Читаем Основы христианской философии полностью

1. «Предмет знания» был когда-то темой замечательнейшего исследования С. Л. Франка, и мы можем в некоторых частях опираться на него, не проверяя его анализов. Франк прав, различая два слоя в бытии, как оно выступает перед нами в познании: 1) слой, уловимый чувственно, представленный разнообразными, связанными или просто внешне друг к другу примыкающими восприятиями,— уже здесь начинается тема знания; здесь, в этом чувственном материале представлена «поверхность» бытия, за которой мы всегда ощущаем какую-то более глубокую ее сторону. И внешний, и внутренний, и социальный мир — это три формы чувственно уловимого бытия, пребывающего в вечном потоке изменений. Тут до дна чувственного мира не достать; чувствуется и уловляется только то, что явно есть лишь оболочка бытия, подлинная его «поверхность». Сейчас нам незачем ставить законного вопроса о том, отвечает ли воспринимаемая нами поверхность бытия чему-то реальному, есть ли тут то adaequatio rei[53], которое естественно, на первой ступени познания, переживается как символ истины. Ни защищать «наивный реализм», ни опровергать его мы сейчас не будем, нам важно сказать: чувственно уловляемый мир, полный жизни, многообразных форм, движений есть только тема познания, его бесспорный «предмет», но сама по себе картина мира, чувственно нам предстоящая, повелительно требует своей «переработки» — прежде всего той первичной рационализации, о которой не раз у нас шла речь. Чувственный материал «требует» рационализации, сказали мы, но это не точно — сам по себе он ничего не требует, он жив сам собой. Но чувство «загадочности», неясности, расплывчатости все равно тут рождается — даже в эстетическом подходе к чувственной оболочке мира; если она «прекрасна», мы захотели бы задержать ее, но и в этом случае она лишь «оболочка».
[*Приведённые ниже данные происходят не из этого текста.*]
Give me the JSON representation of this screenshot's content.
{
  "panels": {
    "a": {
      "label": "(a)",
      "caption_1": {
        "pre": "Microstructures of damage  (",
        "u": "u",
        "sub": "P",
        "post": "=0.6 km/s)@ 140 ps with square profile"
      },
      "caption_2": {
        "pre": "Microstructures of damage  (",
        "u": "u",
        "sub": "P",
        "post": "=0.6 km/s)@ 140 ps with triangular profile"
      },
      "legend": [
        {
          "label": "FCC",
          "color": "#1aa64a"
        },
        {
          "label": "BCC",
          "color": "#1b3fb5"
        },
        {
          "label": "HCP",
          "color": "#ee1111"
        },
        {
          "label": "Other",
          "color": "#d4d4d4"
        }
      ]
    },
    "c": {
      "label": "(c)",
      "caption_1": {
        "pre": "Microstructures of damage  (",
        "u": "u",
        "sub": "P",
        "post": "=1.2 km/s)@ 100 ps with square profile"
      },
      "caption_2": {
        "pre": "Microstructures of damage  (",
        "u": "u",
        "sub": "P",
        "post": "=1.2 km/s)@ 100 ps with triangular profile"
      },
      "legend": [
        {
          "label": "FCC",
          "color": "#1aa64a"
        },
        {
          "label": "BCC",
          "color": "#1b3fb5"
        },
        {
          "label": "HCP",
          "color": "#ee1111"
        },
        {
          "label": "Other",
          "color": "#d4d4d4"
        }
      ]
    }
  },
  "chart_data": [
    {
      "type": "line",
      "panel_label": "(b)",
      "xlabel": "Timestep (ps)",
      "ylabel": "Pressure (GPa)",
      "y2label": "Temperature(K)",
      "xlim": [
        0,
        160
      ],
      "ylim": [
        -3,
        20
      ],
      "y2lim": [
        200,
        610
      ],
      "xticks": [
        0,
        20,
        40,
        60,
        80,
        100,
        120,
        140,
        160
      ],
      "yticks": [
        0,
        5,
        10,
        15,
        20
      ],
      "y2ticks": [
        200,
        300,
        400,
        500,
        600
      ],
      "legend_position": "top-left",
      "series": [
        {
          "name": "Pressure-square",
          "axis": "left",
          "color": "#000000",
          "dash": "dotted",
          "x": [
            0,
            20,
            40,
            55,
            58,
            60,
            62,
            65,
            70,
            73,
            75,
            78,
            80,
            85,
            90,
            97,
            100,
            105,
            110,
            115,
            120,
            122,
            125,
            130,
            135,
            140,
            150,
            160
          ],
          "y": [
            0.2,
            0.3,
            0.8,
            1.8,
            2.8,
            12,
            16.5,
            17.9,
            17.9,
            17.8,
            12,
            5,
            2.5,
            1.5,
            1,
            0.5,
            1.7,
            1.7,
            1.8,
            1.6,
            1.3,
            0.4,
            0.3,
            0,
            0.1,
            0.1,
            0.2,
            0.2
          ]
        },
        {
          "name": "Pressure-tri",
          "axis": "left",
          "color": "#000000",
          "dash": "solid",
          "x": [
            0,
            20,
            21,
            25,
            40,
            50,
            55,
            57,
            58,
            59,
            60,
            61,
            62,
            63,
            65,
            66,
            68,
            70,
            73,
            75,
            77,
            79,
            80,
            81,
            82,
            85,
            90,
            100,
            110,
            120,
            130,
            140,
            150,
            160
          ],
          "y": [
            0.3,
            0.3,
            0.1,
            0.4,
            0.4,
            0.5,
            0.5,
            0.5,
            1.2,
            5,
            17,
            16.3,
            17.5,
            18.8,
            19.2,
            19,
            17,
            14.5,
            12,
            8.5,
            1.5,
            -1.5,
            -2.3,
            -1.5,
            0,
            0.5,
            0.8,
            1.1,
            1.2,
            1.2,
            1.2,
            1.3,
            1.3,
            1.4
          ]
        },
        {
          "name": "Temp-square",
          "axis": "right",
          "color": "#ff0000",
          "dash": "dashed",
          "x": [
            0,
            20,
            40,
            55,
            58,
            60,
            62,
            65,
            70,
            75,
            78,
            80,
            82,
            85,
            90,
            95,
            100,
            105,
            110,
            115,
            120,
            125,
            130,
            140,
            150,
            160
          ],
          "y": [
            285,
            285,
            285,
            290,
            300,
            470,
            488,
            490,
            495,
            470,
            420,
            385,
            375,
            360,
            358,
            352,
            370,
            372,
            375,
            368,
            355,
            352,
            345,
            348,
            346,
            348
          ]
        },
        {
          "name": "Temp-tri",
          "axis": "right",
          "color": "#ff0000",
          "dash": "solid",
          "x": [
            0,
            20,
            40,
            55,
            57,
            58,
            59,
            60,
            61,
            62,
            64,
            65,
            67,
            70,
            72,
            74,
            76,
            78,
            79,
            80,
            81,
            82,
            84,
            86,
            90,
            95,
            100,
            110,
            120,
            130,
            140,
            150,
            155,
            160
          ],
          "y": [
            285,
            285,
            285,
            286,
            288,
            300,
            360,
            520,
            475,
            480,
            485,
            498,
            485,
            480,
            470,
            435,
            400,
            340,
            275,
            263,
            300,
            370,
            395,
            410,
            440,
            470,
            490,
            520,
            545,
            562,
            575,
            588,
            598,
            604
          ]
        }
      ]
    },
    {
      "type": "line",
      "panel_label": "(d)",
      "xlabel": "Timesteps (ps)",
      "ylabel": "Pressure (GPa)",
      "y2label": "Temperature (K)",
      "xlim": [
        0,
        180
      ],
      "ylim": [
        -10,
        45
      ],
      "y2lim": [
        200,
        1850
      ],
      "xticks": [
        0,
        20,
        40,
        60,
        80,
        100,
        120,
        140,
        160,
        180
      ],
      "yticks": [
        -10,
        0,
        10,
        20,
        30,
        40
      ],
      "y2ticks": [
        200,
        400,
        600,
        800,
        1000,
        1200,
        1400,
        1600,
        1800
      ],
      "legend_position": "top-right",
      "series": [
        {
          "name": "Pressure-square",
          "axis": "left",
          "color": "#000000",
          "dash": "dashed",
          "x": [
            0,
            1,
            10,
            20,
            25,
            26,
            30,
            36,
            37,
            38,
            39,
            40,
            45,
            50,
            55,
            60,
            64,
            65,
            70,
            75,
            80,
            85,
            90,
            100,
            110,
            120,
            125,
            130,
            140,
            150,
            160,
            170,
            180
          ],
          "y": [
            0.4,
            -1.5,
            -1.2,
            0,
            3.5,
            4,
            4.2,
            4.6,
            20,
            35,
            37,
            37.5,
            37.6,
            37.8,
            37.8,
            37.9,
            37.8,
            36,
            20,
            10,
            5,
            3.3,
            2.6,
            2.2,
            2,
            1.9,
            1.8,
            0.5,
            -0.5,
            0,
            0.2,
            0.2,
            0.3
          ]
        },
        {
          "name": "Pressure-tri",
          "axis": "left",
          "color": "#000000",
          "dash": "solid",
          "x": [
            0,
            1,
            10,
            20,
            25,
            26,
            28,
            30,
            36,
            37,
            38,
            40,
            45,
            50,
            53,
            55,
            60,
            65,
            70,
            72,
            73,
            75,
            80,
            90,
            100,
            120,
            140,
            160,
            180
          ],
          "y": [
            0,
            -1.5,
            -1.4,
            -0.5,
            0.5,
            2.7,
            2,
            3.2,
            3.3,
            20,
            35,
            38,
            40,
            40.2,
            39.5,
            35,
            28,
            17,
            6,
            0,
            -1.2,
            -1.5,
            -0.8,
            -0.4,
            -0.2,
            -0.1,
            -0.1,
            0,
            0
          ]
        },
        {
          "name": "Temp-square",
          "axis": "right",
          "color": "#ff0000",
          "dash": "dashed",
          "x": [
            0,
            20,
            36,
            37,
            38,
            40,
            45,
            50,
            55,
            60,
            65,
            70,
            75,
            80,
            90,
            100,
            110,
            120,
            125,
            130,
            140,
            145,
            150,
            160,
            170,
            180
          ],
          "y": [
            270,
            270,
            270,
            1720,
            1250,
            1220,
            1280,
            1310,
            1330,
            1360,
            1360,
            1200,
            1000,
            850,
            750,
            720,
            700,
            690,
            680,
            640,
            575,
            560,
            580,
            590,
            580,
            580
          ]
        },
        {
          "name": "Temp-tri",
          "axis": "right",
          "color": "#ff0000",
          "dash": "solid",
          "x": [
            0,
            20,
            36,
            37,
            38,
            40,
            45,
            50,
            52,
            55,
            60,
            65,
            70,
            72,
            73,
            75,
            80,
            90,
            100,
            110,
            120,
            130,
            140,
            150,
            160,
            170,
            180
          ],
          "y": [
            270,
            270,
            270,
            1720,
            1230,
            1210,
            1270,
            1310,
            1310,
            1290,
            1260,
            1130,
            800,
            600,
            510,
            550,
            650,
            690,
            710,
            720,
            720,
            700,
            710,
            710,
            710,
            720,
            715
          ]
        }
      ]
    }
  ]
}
Так или иначе, мы не можем не стать на путь первичной рационализации, она, можно сказать, бессознательно исходит из недр нашей души и постепенно преобразует картину мира, как она предстоит нам при первом подходе к ней. Конечно, это сразу обедняет картину мира — лучше других изобразил это Шестов, который любит противопоставлять «непосредственно» встающее перед нами бытие и бытие уже обработанное в первичной рационализации. В результате первичной рационализации встает как бы «остов» вещей — краски тускнеют, а потом и просто выпадают, «плоть» мира сжимается — и остается «психологическая схема», без которой обойтись сознанию нашему уже невозможно. Чтобы «мыслить» о дереве, нужно хотя бы совсем схематически представлять его — вообще чистая, т. е. вне всяких предметных, словесных, символических образов, мысль только мельком бывает у нас[54].

Но первичная рационализация неизбежно переходит во вторичную рационализацию, которая ведет к фиксации того, что Платон называл «идеями». Франк предложил назвать эти «лики» бытия, уже в себе неизменно самим себе всегда равные,— «определенности» — тоже не очень удачное слово. Суть здесь в том, что, благодаря процессу так называемой «идеации», мы прозреваем в чувственном материале разные «лики» — скажем, красный цвет, фигуру креста и т. д.— Идеация возводит нас в сферу платоновских идей, ибо то, что через вторичную рационализацию открывается нам, есть совокупность этих уже в себе неизменных «ликов», «ейдосов» бытия. Так позади чувственной оболочки открывается некий скелет, слагающийся из неподвижных, неизменных «определенностей»,— и этот второй «слой» бытия уже стоит вне потока изменчивости. Платон, впервые открывший мир идей, считал именно их истинным бытием,— но этого нельзя принять. Известный спор в Средние века о том, считать ли идеи существующими ante rem или post rem[55], уже потому был бесплоден, что идеи неотрывно (в порядке познания) связаны с той сферой бытия, которая воспринимается чувственно: вне этого они нам недоступны и неизвестны.